Jeff:Have a good vacation. Be sure to secure the blog site, we don't need the Milton of Gepp loose in your absence. Hopefully, spider watching will keep him busy. If not, maybe Aunt Gay will figure a way to keep him gainfully occupied for a few days. Bill
psssst cran.
did jeffery leave the blog keys where you can reach them?
jk
Being sufficiently chastened by my two favorite nephews, I will both cease and desist blogging until "Jeff" returns......Say! I just posted a double negative...would two negatives equal a positive?

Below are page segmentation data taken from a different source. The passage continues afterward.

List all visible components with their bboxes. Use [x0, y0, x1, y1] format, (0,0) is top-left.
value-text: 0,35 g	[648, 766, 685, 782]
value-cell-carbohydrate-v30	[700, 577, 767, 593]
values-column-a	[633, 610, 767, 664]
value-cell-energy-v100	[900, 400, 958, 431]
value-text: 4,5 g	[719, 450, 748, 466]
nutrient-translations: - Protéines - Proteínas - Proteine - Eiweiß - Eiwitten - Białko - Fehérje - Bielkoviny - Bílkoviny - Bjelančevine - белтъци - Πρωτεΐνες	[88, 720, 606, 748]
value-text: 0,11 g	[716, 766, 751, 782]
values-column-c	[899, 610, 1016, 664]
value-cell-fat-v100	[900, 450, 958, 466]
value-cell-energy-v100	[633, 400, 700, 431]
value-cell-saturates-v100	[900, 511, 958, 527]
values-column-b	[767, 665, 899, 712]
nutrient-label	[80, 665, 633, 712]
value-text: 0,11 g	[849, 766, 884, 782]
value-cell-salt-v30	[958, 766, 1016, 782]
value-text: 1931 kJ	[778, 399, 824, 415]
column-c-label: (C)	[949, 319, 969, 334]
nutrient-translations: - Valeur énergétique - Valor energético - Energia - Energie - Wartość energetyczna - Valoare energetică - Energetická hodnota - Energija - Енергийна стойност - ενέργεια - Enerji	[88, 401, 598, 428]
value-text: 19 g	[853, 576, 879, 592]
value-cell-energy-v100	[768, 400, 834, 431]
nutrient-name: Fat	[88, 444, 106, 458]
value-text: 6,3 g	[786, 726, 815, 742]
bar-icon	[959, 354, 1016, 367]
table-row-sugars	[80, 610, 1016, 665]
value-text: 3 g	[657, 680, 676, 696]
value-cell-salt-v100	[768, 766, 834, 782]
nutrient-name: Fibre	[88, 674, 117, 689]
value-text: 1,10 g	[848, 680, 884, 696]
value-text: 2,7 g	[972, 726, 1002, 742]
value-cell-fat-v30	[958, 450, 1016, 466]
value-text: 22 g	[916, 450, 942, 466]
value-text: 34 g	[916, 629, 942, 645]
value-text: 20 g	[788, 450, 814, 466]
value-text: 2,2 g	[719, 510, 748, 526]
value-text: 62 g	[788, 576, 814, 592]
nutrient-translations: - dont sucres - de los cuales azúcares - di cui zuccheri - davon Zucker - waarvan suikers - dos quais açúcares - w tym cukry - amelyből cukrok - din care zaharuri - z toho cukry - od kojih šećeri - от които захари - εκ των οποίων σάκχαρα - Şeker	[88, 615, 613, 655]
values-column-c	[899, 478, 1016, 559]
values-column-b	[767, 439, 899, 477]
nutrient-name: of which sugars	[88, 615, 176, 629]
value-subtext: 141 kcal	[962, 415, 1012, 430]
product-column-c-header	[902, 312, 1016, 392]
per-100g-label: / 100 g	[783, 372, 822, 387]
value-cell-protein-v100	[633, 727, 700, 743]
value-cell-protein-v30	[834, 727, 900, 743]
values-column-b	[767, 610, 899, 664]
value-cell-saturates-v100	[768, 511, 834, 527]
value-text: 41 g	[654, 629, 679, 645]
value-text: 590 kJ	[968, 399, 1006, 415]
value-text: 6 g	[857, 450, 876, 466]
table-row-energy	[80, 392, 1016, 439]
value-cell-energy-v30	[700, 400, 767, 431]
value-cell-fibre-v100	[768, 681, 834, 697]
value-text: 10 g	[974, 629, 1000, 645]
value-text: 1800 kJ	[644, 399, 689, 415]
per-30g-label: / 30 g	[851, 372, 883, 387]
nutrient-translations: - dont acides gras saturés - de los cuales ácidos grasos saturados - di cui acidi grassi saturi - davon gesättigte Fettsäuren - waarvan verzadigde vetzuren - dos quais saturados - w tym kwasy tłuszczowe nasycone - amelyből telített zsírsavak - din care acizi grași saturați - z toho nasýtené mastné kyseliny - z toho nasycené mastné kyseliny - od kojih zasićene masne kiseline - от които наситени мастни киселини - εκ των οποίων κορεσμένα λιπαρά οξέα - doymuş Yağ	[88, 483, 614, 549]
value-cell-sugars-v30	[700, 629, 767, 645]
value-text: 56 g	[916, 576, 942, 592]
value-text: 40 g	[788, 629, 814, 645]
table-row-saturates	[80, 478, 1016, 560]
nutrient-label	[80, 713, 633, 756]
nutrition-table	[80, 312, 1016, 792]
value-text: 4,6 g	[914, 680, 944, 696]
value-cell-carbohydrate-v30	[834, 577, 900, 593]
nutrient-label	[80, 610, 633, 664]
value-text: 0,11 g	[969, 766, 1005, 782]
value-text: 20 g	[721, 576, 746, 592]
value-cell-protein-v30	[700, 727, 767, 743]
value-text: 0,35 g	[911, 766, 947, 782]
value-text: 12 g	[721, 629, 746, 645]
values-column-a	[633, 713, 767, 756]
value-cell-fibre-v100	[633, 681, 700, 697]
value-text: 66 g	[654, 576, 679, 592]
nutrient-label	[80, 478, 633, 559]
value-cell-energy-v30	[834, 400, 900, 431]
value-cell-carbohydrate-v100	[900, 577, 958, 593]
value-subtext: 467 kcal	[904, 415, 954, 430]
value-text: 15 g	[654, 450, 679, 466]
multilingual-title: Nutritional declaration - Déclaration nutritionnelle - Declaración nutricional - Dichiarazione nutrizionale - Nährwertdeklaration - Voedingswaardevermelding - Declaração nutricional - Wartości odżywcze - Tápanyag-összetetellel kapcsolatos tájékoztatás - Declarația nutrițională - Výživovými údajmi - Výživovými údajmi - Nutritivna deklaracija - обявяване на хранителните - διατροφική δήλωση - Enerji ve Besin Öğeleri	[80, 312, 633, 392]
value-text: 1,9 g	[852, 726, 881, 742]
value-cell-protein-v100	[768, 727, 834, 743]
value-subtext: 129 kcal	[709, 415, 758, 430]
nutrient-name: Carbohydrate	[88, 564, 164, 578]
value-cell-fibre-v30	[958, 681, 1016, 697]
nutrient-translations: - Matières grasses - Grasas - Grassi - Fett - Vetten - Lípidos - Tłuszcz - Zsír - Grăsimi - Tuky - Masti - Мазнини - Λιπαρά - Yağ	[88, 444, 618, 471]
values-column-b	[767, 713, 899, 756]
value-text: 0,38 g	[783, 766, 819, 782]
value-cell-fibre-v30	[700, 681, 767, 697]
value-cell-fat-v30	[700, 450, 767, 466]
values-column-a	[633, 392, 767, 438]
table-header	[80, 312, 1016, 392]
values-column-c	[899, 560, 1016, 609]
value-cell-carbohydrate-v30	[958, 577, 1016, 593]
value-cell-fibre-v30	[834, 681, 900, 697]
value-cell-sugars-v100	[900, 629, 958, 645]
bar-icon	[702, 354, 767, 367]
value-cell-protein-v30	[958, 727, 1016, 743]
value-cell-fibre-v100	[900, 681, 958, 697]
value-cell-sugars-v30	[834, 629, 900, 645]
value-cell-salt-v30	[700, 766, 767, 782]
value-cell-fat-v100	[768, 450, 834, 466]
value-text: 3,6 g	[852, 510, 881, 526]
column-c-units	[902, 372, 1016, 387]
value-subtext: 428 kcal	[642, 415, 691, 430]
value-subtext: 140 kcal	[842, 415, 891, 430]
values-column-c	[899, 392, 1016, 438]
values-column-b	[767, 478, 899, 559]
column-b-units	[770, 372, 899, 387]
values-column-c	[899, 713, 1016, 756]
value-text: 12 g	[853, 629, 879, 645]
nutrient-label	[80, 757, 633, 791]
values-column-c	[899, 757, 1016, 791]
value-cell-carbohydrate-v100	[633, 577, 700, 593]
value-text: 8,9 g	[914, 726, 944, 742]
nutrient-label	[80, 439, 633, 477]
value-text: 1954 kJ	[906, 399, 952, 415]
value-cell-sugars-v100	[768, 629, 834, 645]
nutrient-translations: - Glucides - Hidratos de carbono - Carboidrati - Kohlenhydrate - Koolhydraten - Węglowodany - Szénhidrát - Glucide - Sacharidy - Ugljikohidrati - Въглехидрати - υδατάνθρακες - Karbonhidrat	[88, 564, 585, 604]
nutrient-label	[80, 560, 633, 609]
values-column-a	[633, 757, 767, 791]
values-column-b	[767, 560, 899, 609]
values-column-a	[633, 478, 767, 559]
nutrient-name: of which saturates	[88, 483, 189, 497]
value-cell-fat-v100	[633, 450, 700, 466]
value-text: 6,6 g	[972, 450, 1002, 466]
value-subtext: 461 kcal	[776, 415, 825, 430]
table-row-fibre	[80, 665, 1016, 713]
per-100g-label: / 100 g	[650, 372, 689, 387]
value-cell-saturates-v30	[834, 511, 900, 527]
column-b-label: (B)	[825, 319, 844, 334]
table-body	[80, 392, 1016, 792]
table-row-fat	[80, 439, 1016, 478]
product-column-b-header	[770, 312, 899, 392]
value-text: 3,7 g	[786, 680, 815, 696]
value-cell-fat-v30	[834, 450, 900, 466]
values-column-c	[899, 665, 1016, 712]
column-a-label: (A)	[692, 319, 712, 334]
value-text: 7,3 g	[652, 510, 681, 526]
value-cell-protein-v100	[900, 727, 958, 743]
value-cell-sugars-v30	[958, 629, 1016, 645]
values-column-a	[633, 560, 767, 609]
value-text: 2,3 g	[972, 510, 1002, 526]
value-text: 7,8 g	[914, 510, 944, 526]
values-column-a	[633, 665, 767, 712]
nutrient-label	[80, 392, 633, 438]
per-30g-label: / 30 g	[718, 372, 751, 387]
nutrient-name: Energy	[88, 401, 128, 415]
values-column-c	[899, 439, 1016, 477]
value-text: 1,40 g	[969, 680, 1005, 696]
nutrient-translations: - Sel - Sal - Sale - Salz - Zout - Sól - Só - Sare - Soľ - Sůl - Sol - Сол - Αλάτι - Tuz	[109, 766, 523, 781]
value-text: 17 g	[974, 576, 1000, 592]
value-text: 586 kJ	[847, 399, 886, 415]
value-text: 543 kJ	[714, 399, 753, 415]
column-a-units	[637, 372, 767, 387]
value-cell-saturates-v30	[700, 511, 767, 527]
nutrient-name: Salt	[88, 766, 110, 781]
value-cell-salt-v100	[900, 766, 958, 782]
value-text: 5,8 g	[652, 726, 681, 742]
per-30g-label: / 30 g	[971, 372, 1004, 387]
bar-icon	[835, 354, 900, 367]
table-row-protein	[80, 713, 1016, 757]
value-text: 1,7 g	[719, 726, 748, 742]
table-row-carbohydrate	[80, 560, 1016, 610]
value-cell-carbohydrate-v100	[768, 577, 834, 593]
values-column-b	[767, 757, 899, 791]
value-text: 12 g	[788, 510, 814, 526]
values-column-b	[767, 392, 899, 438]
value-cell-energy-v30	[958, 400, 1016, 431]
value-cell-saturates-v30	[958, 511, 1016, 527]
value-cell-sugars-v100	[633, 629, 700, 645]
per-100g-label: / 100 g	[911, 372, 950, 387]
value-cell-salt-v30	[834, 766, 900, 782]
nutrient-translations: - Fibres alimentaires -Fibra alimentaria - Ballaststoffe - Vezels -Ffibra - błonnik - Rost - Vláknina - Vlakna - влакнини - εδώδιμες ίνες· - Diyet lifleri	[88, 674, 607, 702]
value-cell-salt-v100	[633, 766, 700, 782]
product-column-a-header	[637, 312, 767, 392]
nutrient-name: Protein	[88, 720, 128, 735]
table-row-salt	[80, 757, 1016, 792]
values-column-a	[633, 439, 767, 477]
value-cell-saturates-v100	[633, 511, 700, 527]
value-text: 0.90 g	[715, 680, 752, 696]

Sorry, JK, I don't have the blog-key so I can't post anything anyway.
Cran
Uncle Cran,
you can send us all daily emails while Jeff is away and, possibly, unable to entertain us!
Jeanie
It's strange, Jeffery: my own memsahib, the lovely and patient Nina, has predictive powers that are startlingly similar to those you attribute to Mrs. Hodges.
I wonder if this is more common than we think.
Have a good vacation! I'm off duty too.
I also have noticed the eerie capability of women to begin to exhibit predictive powers. This happened shortly after our marriage.
I would put on my clothes, Gay would walk in, and say, "You're not wearing that shirt with those pants." She was right!
This practice of predicting, and possibly even determining future events has continued to this day.
She not only has ESP and PMS, but is also an oracle, stating and guiding future events in my life.
Just today I found she also can give orders: We are planning a trip to son Kevin's for September 18-20, to watch our grandsons play football, then attend the Arkansas Razorbacks football game.
She told me, "I want to go to Bed, Bath and Beyond to buy some nice sheets." I told her I thought the correct order was nice sheets, then Bath, Bed and Beyond. She POLITELY told me to "Guess again, bunky!", in a sharp tone of voice.
Then the fight began!
Looks I'll just go catch a grasshopper and feed my golden orb spider for my kicks. Does this have a familiar ring, anyone?
Cran
"Bunky?" I wonder just how she came by that moniker?
I take it she has heard the tales you revel us with?
Thanks Bunky.
JK
Thanks to all for the comments. My vacation was short but eventful. I'm busy working through emails and catching up on work, so I hope that you'll all forgive me for not responding individually.